Re: [PATCH 6/7] stdlib: Optimization qsort{_r} swap implementation
On 23/01/2018 04:04, Paul Eggert wrote:
> Adhemerval Zanella wrote:
>> At the cost of large text sizes and slight more code:
>
> Yes, that's a common tradeoff for this sort of optimization. My guess is that most glibc users these days would like to spend 4 kB of text space to gain a 2%-or-so CPU speedup. (But it's just a guess. :-)
>> I still prefer my version where generates shorter text segment and also
>> optimizes for uint32_t.
>
> The more-inlined version could also optimize for uint32_t. Such an optimization should not change the machine code on platforms with 32-bit pointers (since uint32_t has the same size and alignment restrictions as void *, and GCC should be smart enough to figure this out) but should speed up the size-4 case on platforms with 64-bit pointers.
>
> Any thoughts on why the more-inlined version is a bit slower when input is already sorted?

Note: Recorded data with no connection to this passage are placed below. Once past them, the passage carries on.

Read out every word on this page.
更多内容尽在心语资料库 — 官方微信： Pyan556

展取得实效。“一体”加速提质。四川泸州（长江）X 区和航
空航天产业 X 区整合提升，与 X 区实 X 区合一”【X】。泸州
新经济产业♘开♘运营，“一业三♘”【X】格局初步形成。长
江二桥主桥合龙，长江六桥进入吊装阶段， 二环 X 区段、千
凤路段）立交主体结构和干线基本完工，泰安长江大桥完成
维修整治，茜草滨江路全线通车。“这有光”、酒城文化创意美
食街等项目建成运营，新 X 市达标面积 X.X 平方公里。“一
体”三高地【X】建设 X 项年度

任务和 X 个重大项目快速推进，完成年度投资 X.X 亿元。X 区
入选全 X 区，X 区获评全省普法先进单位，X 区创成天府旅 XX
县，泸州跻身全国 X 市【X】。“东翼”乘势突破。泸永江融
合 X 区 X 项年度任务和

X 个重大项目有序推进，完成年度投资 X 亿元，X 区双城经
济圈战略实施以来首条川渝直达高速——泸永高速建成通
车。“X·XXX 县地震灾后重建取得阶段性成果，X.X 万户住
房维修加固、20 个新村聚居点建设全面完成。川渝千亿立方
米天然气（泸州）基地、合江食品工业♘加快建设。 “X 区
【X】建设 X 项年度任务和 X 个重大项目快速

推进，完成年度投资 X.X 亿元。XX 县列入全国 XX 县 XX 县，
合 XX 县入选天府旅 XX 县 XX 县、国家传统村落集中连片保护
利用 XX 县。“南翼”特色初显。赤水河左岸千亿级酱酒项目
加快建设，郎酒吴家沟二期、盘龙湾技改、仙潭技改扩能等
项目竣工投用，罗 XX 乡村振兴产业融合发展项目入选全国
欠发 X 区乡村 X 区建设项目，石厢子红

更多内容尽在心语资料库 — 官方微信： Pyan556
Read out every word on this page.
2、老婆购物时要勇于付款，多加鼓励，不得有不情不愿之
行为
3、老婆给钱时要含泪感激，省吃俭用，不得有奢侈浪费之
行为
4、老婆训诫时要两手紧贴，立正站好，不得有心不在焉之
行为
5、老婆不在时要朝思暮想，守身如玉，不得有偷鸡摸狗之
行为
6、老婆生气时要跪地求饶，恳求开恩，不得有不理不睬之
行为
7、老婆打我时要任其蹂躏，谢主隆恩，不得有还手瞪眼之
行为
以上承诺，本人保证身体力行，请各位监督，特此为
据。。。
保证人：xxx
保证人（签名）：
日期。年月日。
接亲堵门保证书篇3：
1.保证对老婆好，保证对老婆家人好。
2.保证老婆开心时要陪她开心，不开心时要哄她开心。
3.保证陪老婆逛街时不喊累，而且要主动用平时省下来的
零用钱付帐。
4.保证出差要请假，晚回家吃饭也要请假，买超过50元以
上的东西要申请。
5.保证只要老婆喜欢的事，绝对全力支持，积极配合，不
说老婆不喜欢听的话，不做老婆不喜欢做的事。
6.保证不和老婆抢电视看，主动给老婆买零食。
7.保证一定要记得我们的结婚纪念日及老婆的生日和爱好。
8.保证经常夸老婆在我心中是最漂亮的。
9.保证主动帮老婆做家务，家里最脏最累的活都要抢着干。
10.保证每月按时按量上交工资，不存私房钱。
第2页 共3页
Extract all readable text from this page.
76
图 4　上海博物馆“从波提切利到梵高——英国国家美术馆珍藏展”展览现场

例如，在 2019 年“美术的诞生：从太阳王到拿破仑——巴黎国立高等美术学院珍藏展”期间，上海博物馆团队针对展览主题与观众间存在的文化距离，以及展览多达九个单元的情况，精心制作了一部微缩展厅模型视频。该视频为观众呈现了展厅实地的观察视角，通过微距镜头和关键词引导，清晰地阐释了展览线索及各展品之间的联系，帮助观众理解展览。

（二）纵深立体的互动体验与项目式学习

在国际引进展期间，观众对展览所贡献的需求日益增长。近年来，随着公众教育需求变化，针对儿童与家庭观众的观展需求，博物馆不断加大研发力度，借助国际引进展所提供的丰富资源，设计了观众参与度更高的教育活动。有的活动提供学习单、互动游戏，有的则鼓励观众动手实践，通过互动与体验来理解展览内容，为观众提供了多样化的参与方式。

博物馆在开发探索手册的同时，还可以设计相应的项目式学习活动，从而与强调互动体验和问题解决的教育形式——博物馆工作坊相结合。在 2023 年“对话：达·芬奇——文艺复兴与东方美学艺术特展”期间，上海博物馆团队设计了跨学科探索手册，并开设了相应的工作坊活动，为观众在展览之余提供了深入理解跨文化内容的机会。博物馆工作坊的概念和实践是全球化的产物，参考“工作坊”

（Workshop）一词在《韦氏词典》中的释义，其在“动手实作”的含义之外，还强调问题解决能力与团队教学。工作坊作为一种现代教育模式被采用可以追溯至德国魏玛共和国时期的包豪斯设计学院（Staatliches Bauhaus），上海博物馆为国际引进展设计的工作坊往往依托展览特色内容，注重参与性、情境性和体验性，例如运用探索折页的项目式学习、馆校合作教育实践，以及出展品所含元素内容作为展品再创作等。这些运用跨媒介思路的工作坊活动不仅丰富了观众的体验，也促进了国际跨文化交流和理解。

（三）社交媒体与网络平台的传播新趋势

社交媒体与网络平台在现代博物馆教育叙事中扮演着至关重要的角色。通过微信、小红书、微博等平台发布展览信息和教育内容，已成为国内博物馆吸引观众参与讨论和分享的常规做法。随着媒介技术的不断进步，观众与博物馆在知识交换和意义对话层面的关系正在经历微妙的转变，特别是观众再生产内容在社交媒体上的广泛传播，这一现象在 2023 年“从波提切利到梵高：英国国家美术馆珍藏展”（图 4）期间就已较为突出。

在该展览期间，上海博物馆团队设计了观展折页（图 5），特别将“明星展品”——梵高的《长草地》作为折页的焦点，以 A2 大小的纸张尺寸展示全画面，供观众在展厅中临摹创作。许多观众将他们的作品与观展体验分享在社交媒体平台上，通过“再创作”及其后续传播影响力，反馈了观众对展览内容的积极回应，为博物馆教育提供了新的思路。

Again do we really to over-engineering it? GCC profile usage shows 95% to total
issues done with up to 9 elements and 92% of key size 8. Firefox is somewhat
more diverse with 72% up to 17 elements and 95% of key size 8. I think that
adding even more code complexity by parametrizing the qsort calls to inline
the swap operations won't really make much difference in the aforementioned
user cases.
I would rather add specialized sort implementation such as BSD family, heapsort
and mergesort, to provide different algorithm for different constraints (mergesort
for stable-sort, heapsort/mergesort to avoid worse-case from quicksort). We might
even extend it to add something like introsort.